La transformation de Louis XIV en jeune roi-soleil
Les 7 représentations du Ballet royal de la Nuit furent un coup de tonnerre dans le ciel culturel et mondain quand elles furent données à l’hôtel du Petit-Bourbon, non loin du Louvre, autour d’un jeune homme de 15 ans qui était le roi de France. Y assistaient la cour, les ambassadeurs de l’Europe, la bourgeoisie de Paris. Et le roi dansait. En Apollon. Entouré de nobles rompus à l’art du ballet, déjà dieu du soleil, alors que le terme de Roi-Soleil n’existait pas encore.
Car celui qui avait eu cette idée n’était pas le jeune roi mais son premier ministre, Mazarin. On sortait de la Fronde, qui avait fait vaciller le pouvoir. Il fallait donc rappeler où était le pouvoir, et qui l’incarnait : ce garçon de 15 ans dont la passion était la danse, art majeur à l’époque, pratiqué par les plus grands -à la cour d’un autre roi, Henri III, soixante-dix ans plus tôt, on dansait tous les soirs.
Une nuit entière, partagée en quatre épisodes de trois heures, sous l’empire de Vénus, des Génies, de la Lune, pour voir (ré)apparaître enfin le Jour -le Soleil montant vers son zénith, Louis sortant d’une trappe, tout vêtu d’or. Les textes étaient de monsieur de Benserade, poète fameux -à la gloire du jeune astre, souvent. Les musiques des meilleurs du temps dont, sans doute, le jeune Lully.
Mais il ne reste rien (quelques dessins, et encore !) de cet incroyable divertissement qui mêlait danse, musique, théâtre, costumes somptueux, jongleries sans doute. Sinon le livret dont le compositeur Philidor, un siècle plus tard, a tiré, aidé par un livre des airs retrouvé (il manque les parties d’orchestre), une possible continuité.
C’est dire le travail minutieux auquel s’est livré Sébastien Daucé, grand spécialiste de la musique de ce temps-là et chef-fondateur de l’ensemble Correspondances. Il a respecté la structure -non pas quatre fois trois heures mais plutôt quatre fois trois quarts d’heure, ce qui, avec entracte (calculez vous-mêmes !), est déjà beaucoup -trop. Il a eu la bonne idée de changer la thématique, qui est moins à la gloire uniforme du roi. La Nuit est là, elle ouvre le spectacle, Vénus le continue ; mais ensuite ce seront Hercule amoureux et Orphée, avant l’inévitable lever du soleil : « Le Soleil qui me suit, c’est le Jeune Louis » écrit monsieur de Benserade.

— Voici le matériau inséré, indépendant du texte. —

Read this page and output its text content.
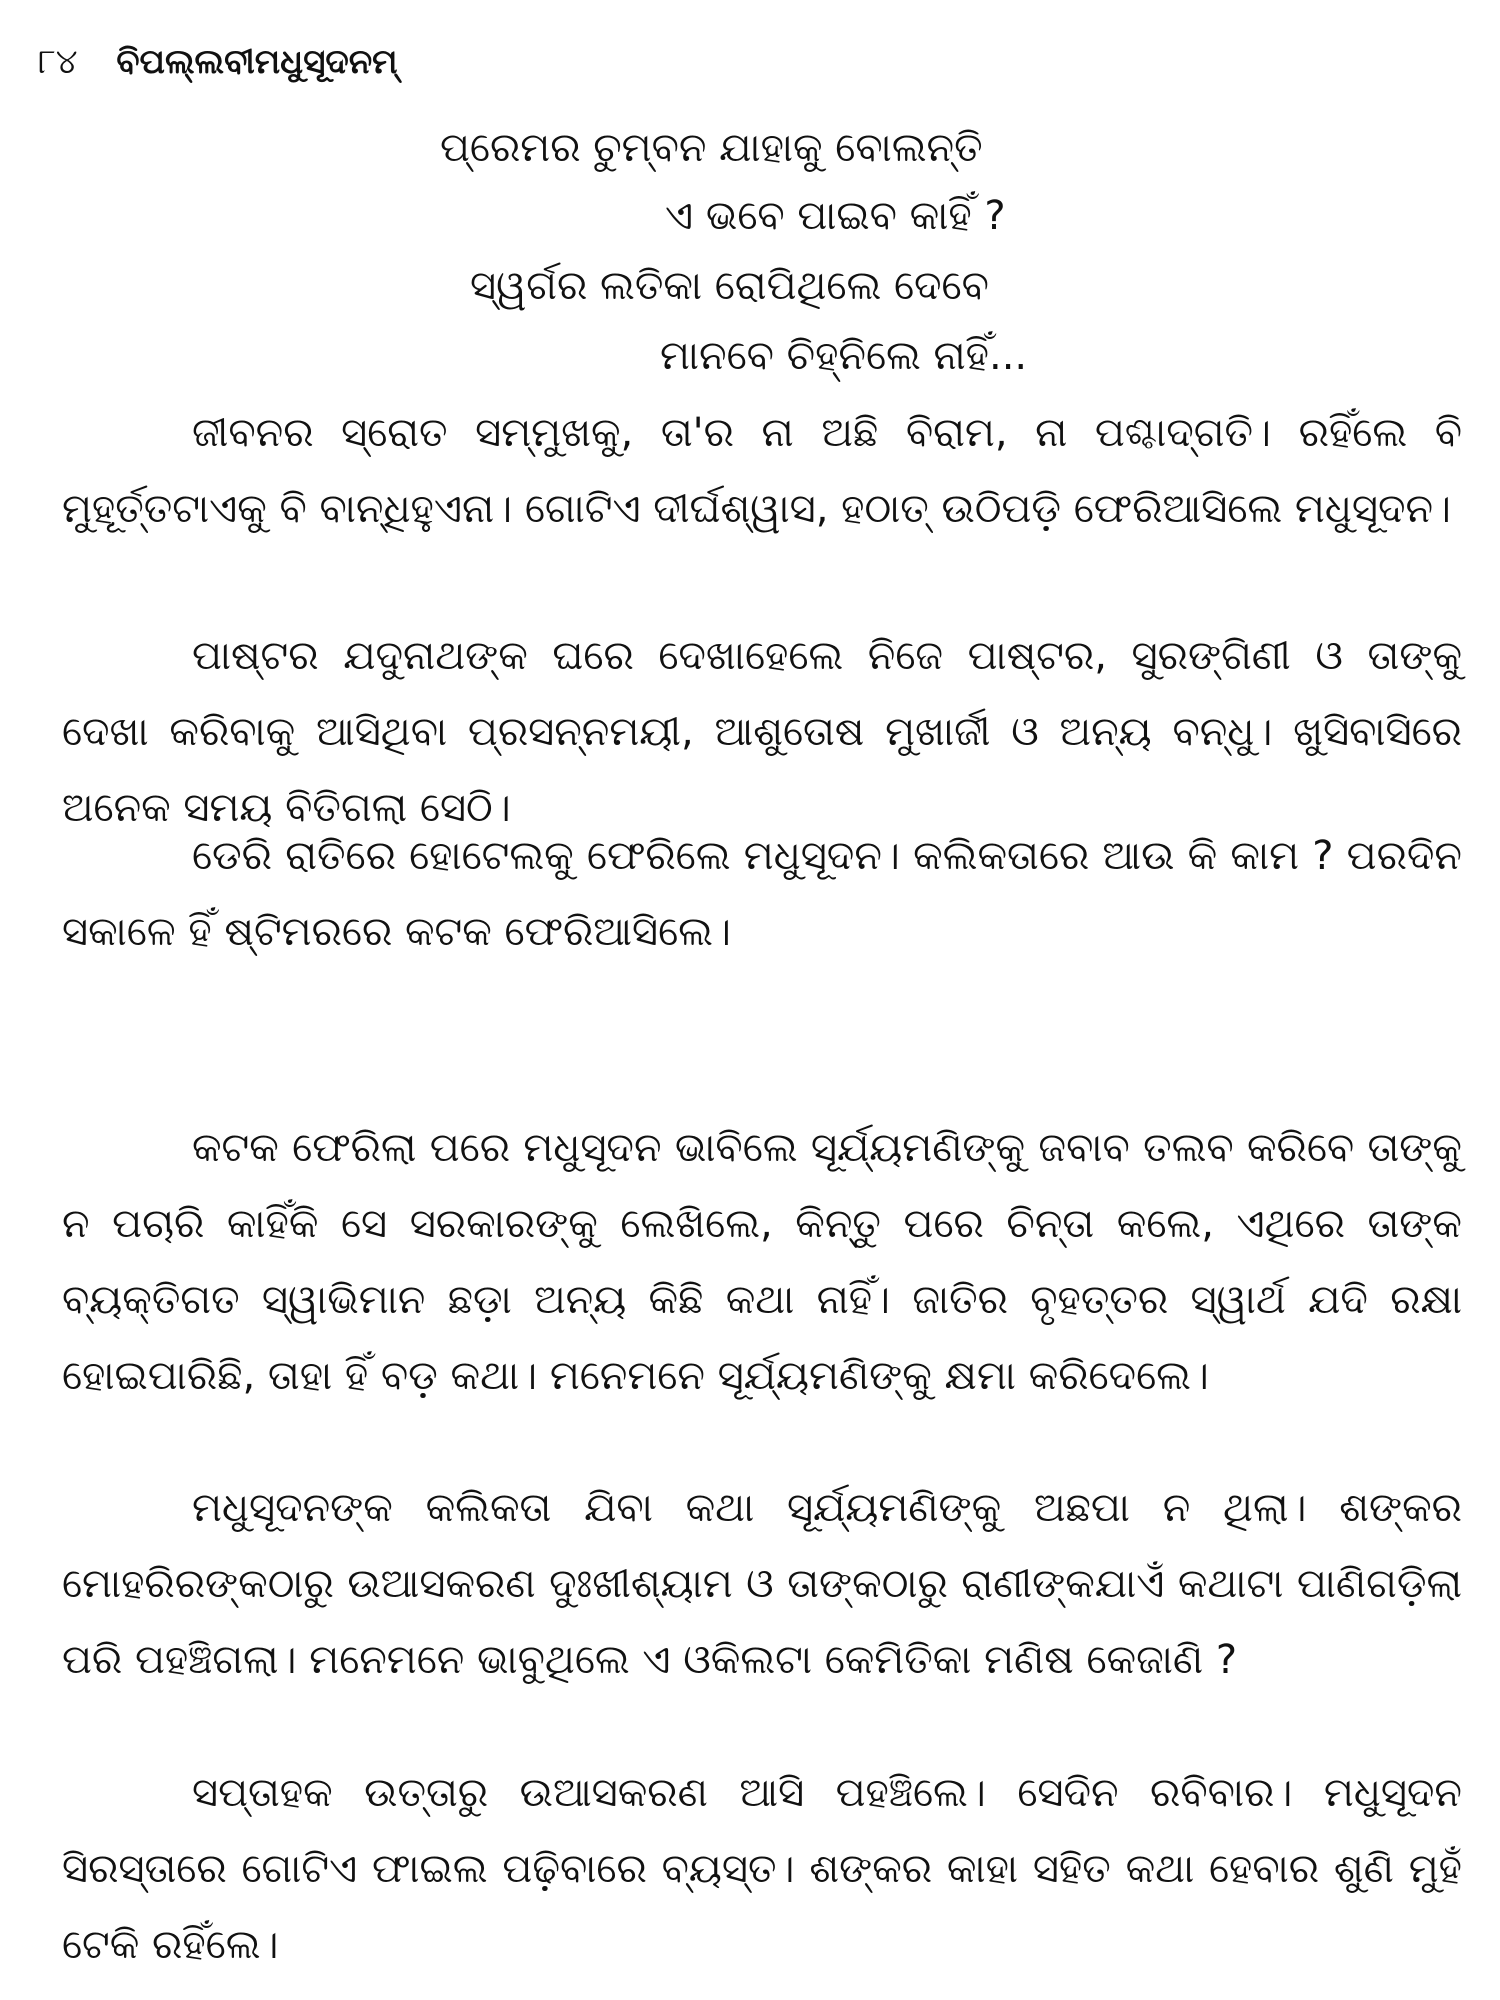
୮୪ ବିପଲ୍ଲବୀମଧୁସୂଦନମ୍
ପ୍ରେମର ଚୁମ୍ବନ ଯାହାକୁ ବୋଲନ୍ତି
ଏ ଭବେ ପାଇବ କାହିଁ ?
ସ୍ୱର୍ଗର ଲତିକା ରୋପିଥିଲେ ଦେବେ
ମାନବେ ଚିହ୍ନିଲେ ନାହିଁ...

ଜୀବନର ସ୍ରୋତ ସମ୍ମୁଖକୁ, ତା'ର ନା ଅଛି ବିରାମ, ନା ପଶ୍ଚାଦ୍‌ଗତି। ରହିଁଲେ ବି ମୁହୂର୍ତ୍ତଟାଏକୁ ବି ବାନ୍ଧିହୁଏନା। ଗୋଟିଏ ଦୀର୍ଘଶ୍ୱାସ, ହଠାତ୍ ଉଠିପଡ଼ି ଫେରିଆସିଲେ ମଧୁସୂଦନ।

ପାଷ୍ଟର ଯଦୁନାଥଙ୍କ ଘରେ ଦେଖାହେଲେ ନିଜେ ପାଷ୍ଟର, ସୁରଙ୍ଗିଣୀ ଓ ତାଙ୍କୁ ଦେଖା କରିବାକୁ ଆସିଥିବା ପ୍ରସନ୍ନମୟୀ, ଆଶୁତୋଷ ମୁଖାର୍ଜୀ ଓ ଅନ୍ୟ ବନ୍ଧୁ। ଖୁସିବାସିରେ ଅନେକ ସମୟ ବିତିଗଲା ସେଠି।

ଡେରି ରାତିରେ ହୋଟେଲକୁ ଫେରିଲେ ମଧୁସୂଦନ। କଲିକତାରେ ଆଉ କି କାମ ? ପରଦିନ ସକାଳେ ହିଁ ଷ୍ଟିମରରେ କଟକ ଫେରିଆସିଲେ।

କଟକ ଫେରିଲା ପରେ ମଧୁସୂଦନ ଭାବିଲେ ସୂର୍ଯ୍ୟମଣିଙ୍କୁ ଜବାବ ତଲବ କରିବେ ତାଙ୍କୁ ନ ପଚାରି କାହିଁକି ସେ ସରକାରଙ୍କୁ ଲେଖିଲେ, କିନ୍ତୁ ପରେ ଚିନ୍ତା କଲେ, ଏଥିରେ ତାଙ୍କ ବ୍ୟକ୍ତିଗତ ସ୍ୱାଭିମାନ ଛଡ଼ା ଅନ୍ୟ କିଛି କଥା ନାହିଁ। ଜାତିର ବୃହତ୍ତର ସ୍ୱାର୍ଥ ଯଦି ରକ୍ଷା ହୋଇପାରିଛି, ତାହା ହିଁ ବଡ଼ କଥା। ମନେମନେ ସୂର୍ଯ୍ୟମଣିଙ୍କୁ କ୍ଷମା କରିଦେଲେ।

ମଧୁସୂଦନଙ୍କ କଲିକତା ଯିବା କଥା ସୂର୍ଯ୍ୟମଣିଙ୍କୁ ଅଛପା ନ ଥିଲା। ଶଙ୍କର ମୋହରିରଙ୍କଠାରୁ ଉଆସକରଣ ଦୁଃଖୀଶ୍ୟାମ ଓ ତାଙ୍କଠାରୁ ରାଣୀଙ୍କଯାଏଁ କଥାଟା ପାଣିଗଡ଼ିଲା ପରି ପହଞ୍ଚିଗଲା। ମନେମନେ ଭାବୁଥିଲେ ଏ ଓକିଲଟା କେମିତିକା ମଣିଷ କେଜାଣି ?

ସପ୍ତାହକ ଉତ୍ତାରୁ ଉଆସକରଣ ଆସି ପହଞ୍ଚିଲେ। ସେଦିନ ରବିବାର। ମଧୁସୂଦନ ସିରସ୍ତାରେ ଗୋଟିଏ ଫାଇଲ ପଢ଼ିବାରେ ବ୍ୟସ୍ତ। ଶଙ୍କର କାହା ସହିତ କଥା ହେବାର ଶୁଣି ମୁହଁ ଟେକି ରହିଁଲେ।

De la musique, de la danse et des arts du cirque
Sauf qu’ensuite il s’agit de faire un spectacle aussi captivant que celui de l’époque, et c’est là que le bât blesse un peu. Ce que nous voyons repose sur trois piliers : la musique, la danse (c’est bien normal pour un ballet !) et ce que nous appelons aujourd’hui les arts du cirque -remplaçant baladins et jongleurs d’autrefois. Pour la musique Daucé s’est laissé prendre au piège de son amour de l’époque, les années 1650. Car Lully, Charpentier, Delalande -les grands- viendront plus tard, pendant le règne. Ceux qu’on entend -Cambefort, Boësset, Lambert- n’ont que du talent, et un talent de courtisan. Et Daucé les dirige soigneusement, joliment, mais sans vraiment de relief, de sorte que cette première partie finit par sombrer un peu dans un ennui distingué.

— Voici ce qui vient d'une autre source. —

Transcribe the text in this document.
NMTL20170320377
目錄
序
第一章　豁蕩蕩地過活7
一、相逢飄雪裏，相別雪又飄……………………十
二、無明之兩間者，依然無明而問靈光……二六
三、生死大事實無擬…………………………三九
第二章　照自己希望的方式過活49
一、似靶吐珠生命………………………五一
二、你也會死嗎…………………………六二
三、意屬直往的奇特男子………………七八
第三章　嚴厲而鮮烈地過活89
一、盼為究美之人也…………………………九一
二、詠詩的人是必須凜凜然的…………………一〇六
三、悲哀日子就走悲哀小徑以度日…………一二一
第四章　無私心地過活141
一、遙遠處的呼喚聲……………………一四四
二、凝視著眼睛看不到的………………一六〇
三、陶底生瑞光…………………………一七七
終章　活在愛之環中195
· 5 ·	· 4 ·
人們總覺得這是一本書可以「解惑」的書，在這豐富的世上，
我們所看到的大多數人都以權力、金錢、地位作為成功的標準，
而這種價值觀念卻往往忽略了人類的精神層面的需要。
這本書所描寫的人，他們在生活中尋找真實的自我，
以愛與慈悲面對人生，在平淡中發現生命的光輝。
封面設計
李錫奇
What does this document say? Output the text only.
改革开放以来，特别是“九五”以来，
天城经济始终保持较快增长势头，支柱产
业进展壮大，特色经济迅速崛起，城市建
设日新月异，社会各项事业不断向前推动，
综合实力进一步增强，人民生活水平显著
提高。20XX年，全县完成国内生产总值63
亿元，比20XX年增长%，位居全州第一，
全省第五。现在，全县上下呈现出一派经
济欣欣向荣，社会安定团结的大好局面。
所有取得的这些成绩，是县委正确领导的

Heureusement la seconde partie nous réveille : l’idée de Daucé de confronter le grand style français à l’opéra italien nous fait passer enfin de la froideur à la passion : airs violents, engagés, de fougue et de brûlures, de l’ Hercule amoureux du génial Cavalli (et cette Junon implacable d’Ilektra Platiopoulou !) ; puis les bouleversantes déplorations d’Eurydice (Caroline Weynants) tirées de l’Orphée de Luigi Rossi, avec cette magnifique image de ses suivantes figées autour d’elles, comme par la mort elles aussi.
Le contraste est encore plus vrai concernant la danse. En fait cela ne danse guère, et souvent pas. Le début -ces hommes en costume contemporain qui traversent la scène en sautant l’un par-dessus l’autre- rappelle José Montalvo ; quant aux couples qui esquissent trois pas chaloupés, ils viennent de Pina Bausch. Et pour le reste, des tableaux alléchants, celui du petit peuple français, du sommeil d’un Endymion aimé par la Lune (Diane), des sorcières aux ailes repliées, mal éclairées, sont esquissés, sans chorégraphie, incertains. Un ballet qui ne danse pas est comme un riz au lait (disait Labiche) « sans lait et sans riz » ; le problème étant peut-être que la chorégraphe a dû jongler avec… des jongleurs et des acrobates qu’elle a mollement transformés en danseurs, ce qu’a priori ils ne sont pas.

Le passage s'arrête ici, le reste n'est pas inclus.